Amerikas Weinindustrie zeichnet sich durch die Kombination traditioneller europäischer Vinifizierungsmethoden, mit neugewonnenen Erkenntnissen und Innovationen sowie dem gezielten Einsatz hochmoderner technischer Geräte und Verfahren einerseits, und der Rückkehr zu ursprünglichen, handwerklichen Produktionsmethoden andererseits, aus. Mittlerweile heißt das Hauptkriterium "Qualität" und hochtechnisierte Weinherstellung am Computer tritt mehr und mehr in den Hintergrund. "Handcrafted wines" und "Terroir" lauten die Zauberwörter der Zukunft. So kommt inzwischen weniger den einzelnen Sorten und Klonen an sich, als vielmehr dem Terroir (Boden, Mikroklima, Exposition) und seinen spezifischen Anforderungen die Hauptbedeutung zu. Oregon ist besonders experimentierfreudig und setzt für Chardonnay und Pinot Noir zunehmend Dijon-Klone ein. Die von UC Davis empfohlenen, auf phylloxeraresistente Wurzelstöcke gepfropften Rebstöcke eignen sich vor allem für wärmere Klimate. Doch auch dort werden mehr und mehr die Vorteile der Dijonstöcke erkannt. Maßgeblich sind in den USA eine Reihe von Weinuniversitäten. Fresno State, Oregon State und natürlich die berühmte University of California at Davis (UC Davis).

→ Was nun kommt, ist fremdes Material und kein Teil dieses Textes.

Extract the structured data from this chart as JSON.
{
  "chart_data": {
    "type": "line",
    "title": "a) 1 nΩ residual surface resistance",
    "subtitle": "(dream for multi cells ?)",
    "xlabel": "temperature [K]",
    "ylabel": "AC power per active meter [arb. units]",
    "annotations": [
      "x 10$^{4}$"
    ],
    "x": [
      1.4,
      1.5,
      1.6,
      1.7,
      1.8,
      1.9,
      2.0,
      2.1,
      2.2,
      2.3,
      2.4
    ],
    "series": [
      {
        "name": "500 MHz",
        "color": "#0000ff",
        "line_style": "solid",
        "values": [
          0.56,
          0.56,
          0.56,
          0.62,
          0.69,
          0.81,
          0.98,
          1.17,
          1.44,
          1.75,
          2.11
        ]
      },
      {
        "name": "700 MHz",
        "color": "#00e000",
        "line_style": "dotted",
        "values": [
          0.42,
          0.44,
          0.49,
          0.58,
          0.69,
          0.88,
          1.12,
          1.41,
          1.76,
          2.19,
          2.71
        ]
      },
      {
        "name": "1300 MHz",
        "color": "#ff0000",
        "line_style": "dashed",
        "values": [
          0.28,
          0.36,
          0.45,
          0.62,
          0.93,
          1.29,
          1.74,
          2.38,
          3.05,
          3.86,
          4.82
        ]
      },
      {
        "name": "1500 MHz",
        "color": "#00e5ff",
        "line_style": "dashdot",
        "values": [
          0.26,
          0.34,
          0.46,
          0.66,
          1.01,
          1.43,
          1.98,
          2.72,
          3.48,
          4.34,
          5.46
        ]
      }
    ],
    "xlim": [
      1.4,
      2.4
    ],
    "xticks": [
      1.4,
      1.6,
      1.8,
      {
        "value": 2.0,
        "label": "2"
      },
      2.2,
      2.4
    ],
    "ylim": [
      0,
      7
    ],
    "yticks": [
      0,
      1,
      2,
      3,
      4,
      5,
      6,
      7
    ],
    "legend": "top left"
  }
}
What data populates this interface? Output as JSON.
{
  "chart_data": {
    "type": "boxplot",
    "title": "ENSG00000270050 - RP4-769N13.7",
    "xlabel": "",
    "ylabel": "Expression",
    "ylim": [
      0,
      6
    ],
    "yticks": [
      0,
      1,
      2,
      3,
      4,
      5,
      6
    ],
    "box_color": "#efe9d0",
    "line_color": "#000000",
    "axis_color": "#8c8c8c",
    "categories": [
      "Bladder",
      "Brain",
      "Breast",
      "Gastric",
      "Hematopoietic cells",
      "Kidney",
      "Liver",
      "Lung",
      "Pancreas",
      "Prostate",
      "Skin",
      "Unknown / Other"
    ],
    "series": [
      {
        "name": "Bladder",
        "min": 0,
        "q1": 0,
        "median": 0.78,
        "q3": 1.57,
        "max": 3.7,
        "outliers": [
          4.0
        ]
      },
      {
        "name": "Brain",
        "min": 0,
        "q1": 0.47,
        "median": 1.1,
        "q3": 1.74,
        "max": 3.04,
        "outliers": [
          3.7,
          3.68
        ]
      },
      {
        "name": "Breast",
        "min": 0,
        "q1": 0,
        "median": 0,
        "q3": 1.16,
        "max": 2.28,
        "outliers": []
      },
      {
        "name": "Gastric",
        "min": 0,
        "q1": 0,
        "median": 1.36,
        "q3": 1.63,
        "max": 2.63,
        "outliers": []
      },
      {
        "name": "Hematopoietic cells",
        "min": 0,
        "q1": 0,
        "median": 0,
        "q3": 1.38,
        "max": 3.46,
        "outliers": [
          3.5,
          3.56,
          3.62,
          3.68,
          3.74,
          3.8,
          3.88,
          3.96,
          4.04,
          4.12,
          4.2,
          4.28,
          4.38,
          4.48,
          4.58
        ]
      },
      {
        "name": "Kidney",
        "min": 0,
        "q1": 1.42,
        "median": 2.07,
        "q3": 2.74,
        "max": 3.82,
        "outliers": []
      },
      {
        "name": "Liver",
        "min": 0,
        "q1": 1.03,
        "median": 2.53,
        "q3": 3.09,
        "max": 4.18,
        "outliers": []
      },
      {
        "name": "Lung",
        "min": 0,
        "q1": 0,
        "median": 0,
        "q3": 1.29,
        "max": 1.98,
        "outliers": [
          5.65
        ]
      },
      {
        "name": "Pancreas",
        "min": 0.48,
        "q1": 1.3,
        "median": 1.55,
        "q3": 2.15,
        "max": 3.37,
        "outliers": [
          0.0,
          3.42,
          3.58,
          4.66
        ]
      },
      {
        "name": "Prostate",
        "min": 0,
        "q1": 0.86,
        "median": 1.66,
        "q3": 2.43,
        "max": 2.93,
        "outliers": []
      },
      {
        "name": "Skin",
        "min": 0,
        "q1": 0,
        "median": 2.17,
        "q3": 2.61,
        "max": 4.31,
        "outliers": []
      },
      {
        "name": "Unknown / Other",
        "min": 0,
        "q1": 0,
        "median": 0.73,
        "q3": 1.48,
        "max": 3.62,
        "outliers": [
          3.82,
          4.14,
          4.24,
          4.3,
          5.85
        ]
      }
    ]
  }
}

Doch bei weitem nicht jeder Winemaker hat ein komplettes Onologie- oder Vitikultur-Studium absolviert, viele

einflußreiche Kellermeister haben sich ihr Wissen in jahrelanger Praxis erworben. Ein "Master of Wine" - ein von der Wine Society in London vergebener Titel - ist ebenso hoch angesehen, wie selten: Derzeit gibt es weltweit 175, 16 davon in den USA (acht in CA, zwei in WA). Obwohl es in den USA keine gesetzlich geregelte Ertragsbegrenzung gibt (12 tons/acre sind im Central Valley keine Seltenheit), versuchen gute Weingüter den Ertrag durch Erziehungssysteme (trellasing), dichte Bestockung, Wahl bestimmter Klone, Wlnter- und Sommerschnitt (Ausschneiden grüner Trauben und Entlauben) oder spezifische Bodenwahl gering zu halten - 3 tons/acre und weniger sind das Ziel. Werden die Reben Streß ausgesetzt, ist garantiert, daß die vorhandene Energie in weniger Fruchtstände fließt und dort hochkonzentrierte Früchte erzeugt. Bei Neuanpflanzungen ist ein enges Setzen der Rebstöcke (spacing) nach europäischer Manier (1x1 m) verbreitet. Es sorgt für Konkurrenz unter den Pflanzen und damit für gehaltvollere Trauben. Bei der üblichen Bepflanzung mit 2300-2500 Reben pro ha und Abständen von 1,50 m zwischen den Rebstöcken und 1,90 m breiten Wegen, werden vielfach im Sommer Fruchtstände herausgeschnitten.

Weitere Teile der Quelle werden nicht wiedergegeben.